The nadir CA-125 had prognostic value for recurrence in patients with advanced FIGO stages who underwent primary cytoreductive surgery followed by chemotherapy and achieved a complete response.

If disease advancement requires treatment with NACT and/or bevacizumab, the prognostic significance of the nadir CA-125 may be unclear.

Recurrence and survival in patients with early-stage disease are not related to the nadir CA-125. The prognosis of these patients depends on the unfavourable molecular characteristics of the tumour rather than biochemical results.

Material and methods

The study group was described in detail in a previous paper[27]. Briefly, 168 patients with epithelial ovarian cancer who achieved a complete response after first-line treatment were enrolled in the study. All patients underwent surgery and chemotherapy based on a combination of carbo-/cisplatin with paclitaxel. Complete response was confirmed clinically (no signs and symptoms of disease), radiologically (RECIST) and biochemically (CA-125 < 35 U/ml). The recurrence of the disease was diagnosed at the first appearance of symptoms: clinical, radiological or histopathological/cytological.
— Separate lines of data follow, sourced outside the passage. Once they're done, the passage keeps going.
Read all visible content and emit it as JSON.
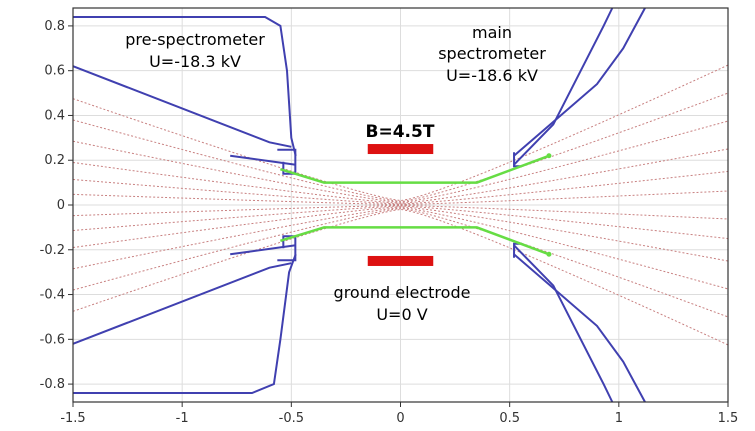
{
  "chart_data": {
    "type": "diagram",
    "xlim": [
      -1.5,
      1.5
    ],
    "ylim": [
      -0.88,
      0.88
    ],
    "x_ticks": [
      "-1.5",
      "-1",
      "-0.5",
      "0",
      "0.5",
      "1",
      "1.5"
    ],
    "y_ticks": [
      "0.8",
      "0.6",
      "0.4",
      "0.2",
      "0",
      "-0.2",
      "-0.4",
      "-0.6",
      "-0.8"
    ],
    "grid": true,
    "annotations": {
      "pre_spec_name": "pre-spectrometer",
      "pre_spec_voltage": "U=-18.3 kV",
      "main_spec_line1": "main",
      "main_spec_line2": "spectrometer",
      "main_spec_voltage": "U=-18.6 kV",
      "field": "B=4.5T",
      "ground_name": "ground electrode",
      "ground_voltage": "U=0 V"
    },
    "colors": {
      "electrode": "#4040b0",
      "beam": "#66dd44",
      "field_lines": "#c88080",
      "magnet": "#dd1111",
      "grid": "#dddddd",
      "frame": "#333333"
    },
    "electrodes": [
      [
        [
          -1.5,
          0.84
        ],
        [
          -0.62,
          0.84
        ],
        [
          -0.55,
          0.8
        ],
        [
          -0.52,
          0.6
        ],
        [
          -0.5,
          0.3
        ],
        [
          -0.48,
          0.22
        ]
      ],
      [
        [
          -1.5,
          0.62
        ],
        [
          -0.6,
          0.28
        ],
        [
          -0.5,
          0.26
        ]
      ],
      [
        [
          -0.78,
          0.22
        ],
        [
          -0.48,
          0.18
        ]
      ],
      [
        [
          -1.5,
          -0.62
        ],
        [
          -0.6,
          -0.28
        ],
        [
          -0.5,
          -0.26
        ]
      ],
      [
        [
          -0.78,
          -0.22
        ],
        [
          -0.48,
          -0.18
        ]
      ],
      [
        [
          -1.5,
          -0.84
        ],
        [
          -0.68,
          -0.84
        ],
        [
          -0.58,
          -0.8
        ],
        [
          -0.55,
          -0.6
        ],
        [
          -0.51,
          -0.3
        ],
        [
          -0.48,
          -0.22
        ]
      ],
      [
        [
          0.52,
          0.18
        ],
        [
          0.7,
          0.36
        ],
        [
          0.93,
          0.8
        ],
        [
          0.97,
          0.88
        ]
      ],
      [
        [
          0.52,
          0.22
        ],
        [
          0.9,
          0.54
        ],
        [
          1.02,
          0.7
        ],
        [
          1.12,
          0.88
        ]
      ],
      [
        [
          0.52,
          -0.18
        ],
        [
          0.7,
          -0.36
        ],
        [
          0.93,
          -0.8
        ],
        [
          0.97,
          -0.88
        ]
      ],
      [
        [
          0.52,
          -0.22
        ],
        [
          0.9,
          -0.54
        ],
        [
          1.02,
          -0.7
        ],
        [
          1.12,
          -0.88
        ]
      ]
    ],
    "beam_lines": [
      [
        [
          -0.55,
          0.16
        ],
        [
          -0.35,
          0.1
        ],
        [
          0.35,
          0.1
        ],
        [
          0.68,
          0.22
        ]
      ],
      [
        [
          -0.55,
          -0.16
        ],
        [
          -0.35,
          -0.1
        ],
        [
          0.35,
          -0.1
        ],
        [
          0.68,
          -0.22
        ]
      ]
    ],
    "field_line_edges": [
      0.5,
      0.4,
      0.3,
      0.2,
      0.12,
      0.05,
      -0.05,
      -0.12,
      -0.2,
      -0.3,
      -0.4,
      -0.5
    ],
    "magnets": [
      {
        "x": [
          -0.15,
          0.15
        ],
        "y": 0.25
      },
      {
        "x": [
          -0.15,
          0.15
        ],
        "y": -0.25
      }
    ]
  }
}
The nadir CA-125 concentration was measured in serum within one month after treatment. CA125 was measured with an electrochemiluminescence immunoassay (Roche Diagnostics). All biochemical tests were conducted at one laboratory.
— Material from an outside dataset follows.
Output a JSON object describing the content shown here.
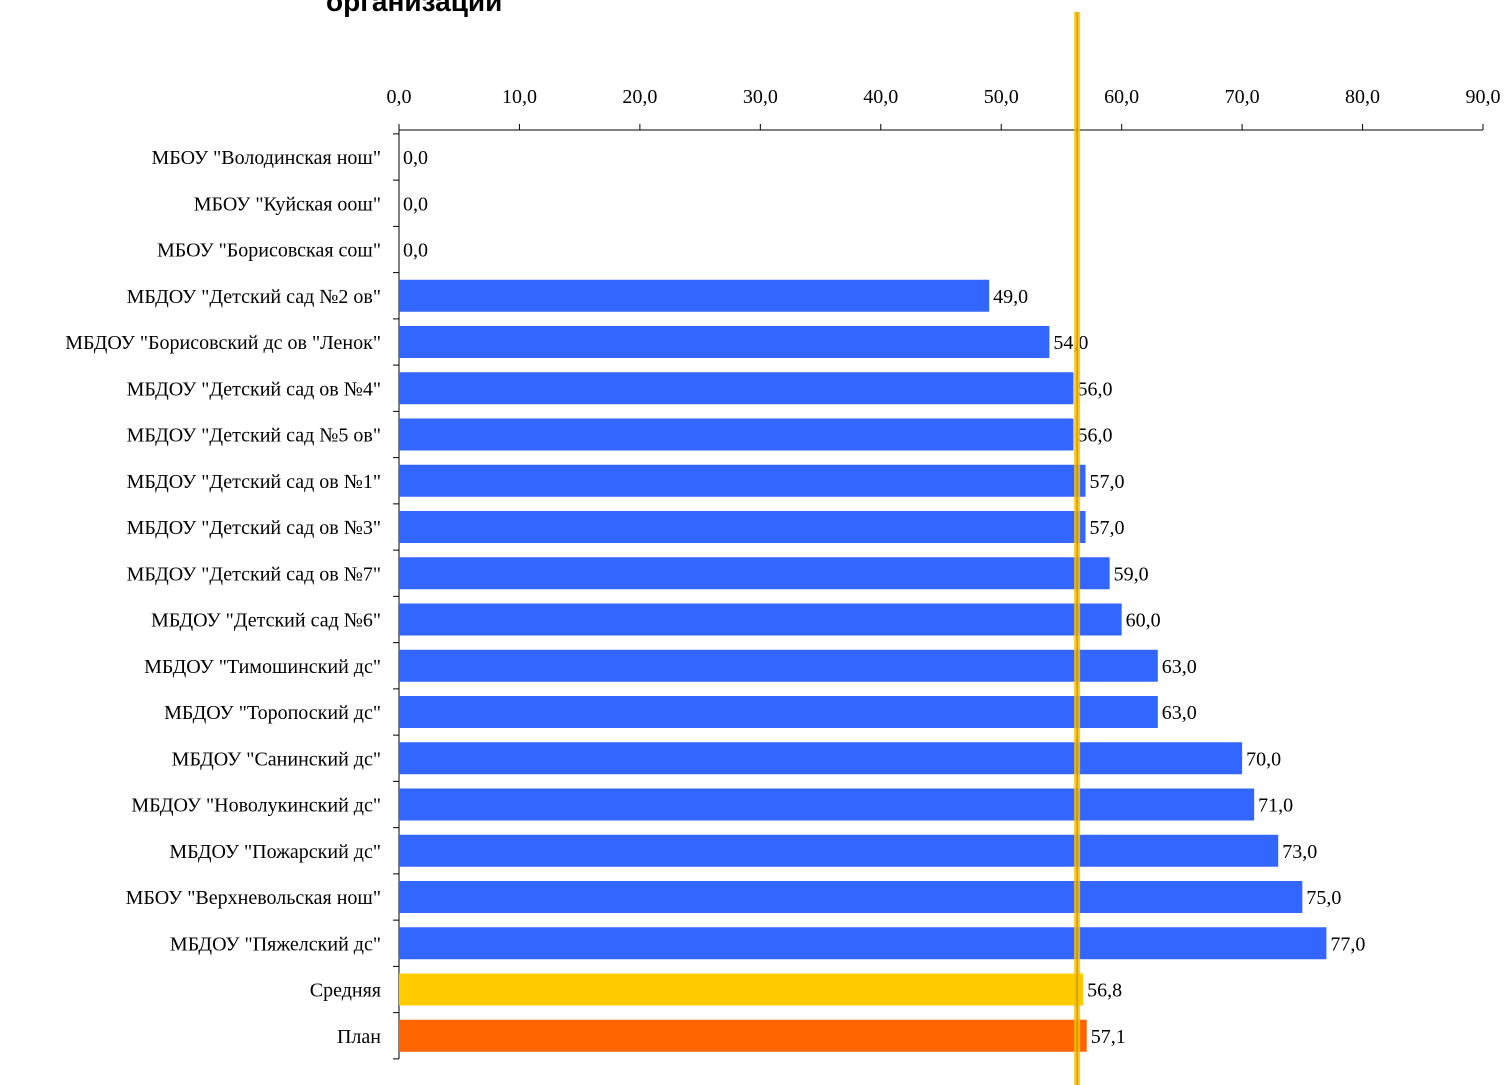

The Bioethical Committee of the Medical University of Warsaw approved this study (No AKBE/26/2018). All methods were performed in accordance with the relevant guidelines and regulations. Patients provided informed consent for the use of medical data in the study.

Statistical analyses

The data are expressed as percentages, means and medians. The percentage of women without recurrence during the 5-year observation period is presented with the Kaplan–Meier (K-M) method and by plotting relevant curves. The relationship between CA-125 and the risk of recurrence was examined by applying generalized additive models to the Cox proportional hazards model to generate curves illustrating both the linear and nonlinear relationship of the examined parameter with the estimated recurrence risk. The emergence of a statistically significant nonlinear effect was the basis for an approximate determination of the limit values of CA125, which in turn were used to identify subgroups of patients for whom K-M curves were drawn. The methodological aspects of the study were based on the textbook by van Belle et al.[28], while SAS/STAT® 9.4/14.4, User's Guide, SAS Institute Inc., Cary, NC, USA, 2017 was used to address the technical and methodological aspects.